In computer vision, creating an image of a long list of text is complicated. To help accelerate research in this field, a team from Tel Aviv University in Israel developed a deep learning-based system that can automatically generate pictures of a finished meal from a simple text-based recipe.
“We propose a novel task of synthesizing images from long text, that is related to the image but does not contain a visual description of it,” the researchers stated in their paper.
Using NVIDIA TITAN X GPUs, with the cuDNN-accelerated PyTorch deep learning framework, the team trained a conditional generative adversarial network on 52,000 written recipes and their corresponding images. Once trained, the system generated images of what the recipe might look like from a long list of text that did not describe the visual content.
“Our system takes a recipe as an input and generates, from scratch, an image that reflects the food that the system ‘believes’ this recipe describes,” said Ori Bar El, one of the co-authors of the paper. “The important aspect is that the system has no access to the title of the recipe — otherwise this task would have been pretty easy — and that the text of the recipe is both long and does not describe the visual content of the image directly. [This fact] makes this task very hard even for humans, and all the more so for computers.”

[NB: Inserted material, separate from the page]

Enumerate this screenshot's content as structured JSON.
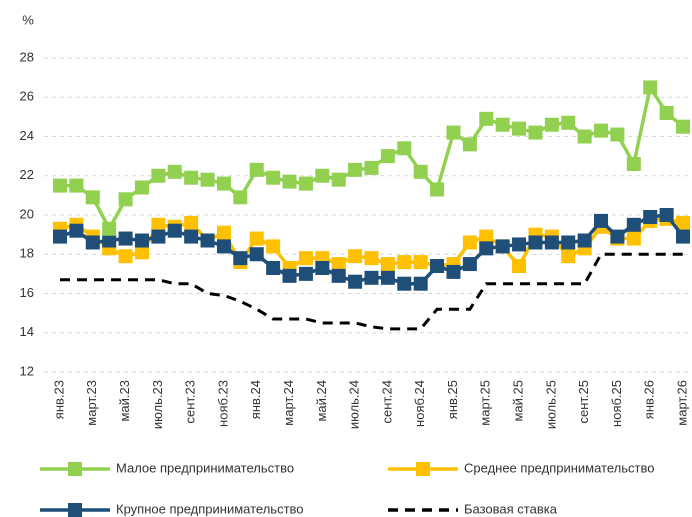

To evaluate the images of the two methods the system generated, the team enlisted the help of human critics to judge the most appealing photos on a scale of 1 to 5. It is worth mentioning that some of the real food images were given less than-or-equal rank in comparison to the generated images, the researchers said.
The system successfully generates porridge-like food images including pasta, rice, soups, and salad but struggles to generate images with a distinctive shape such as a hamburger, chicken or drinks.
The work was recently published on ArXiv.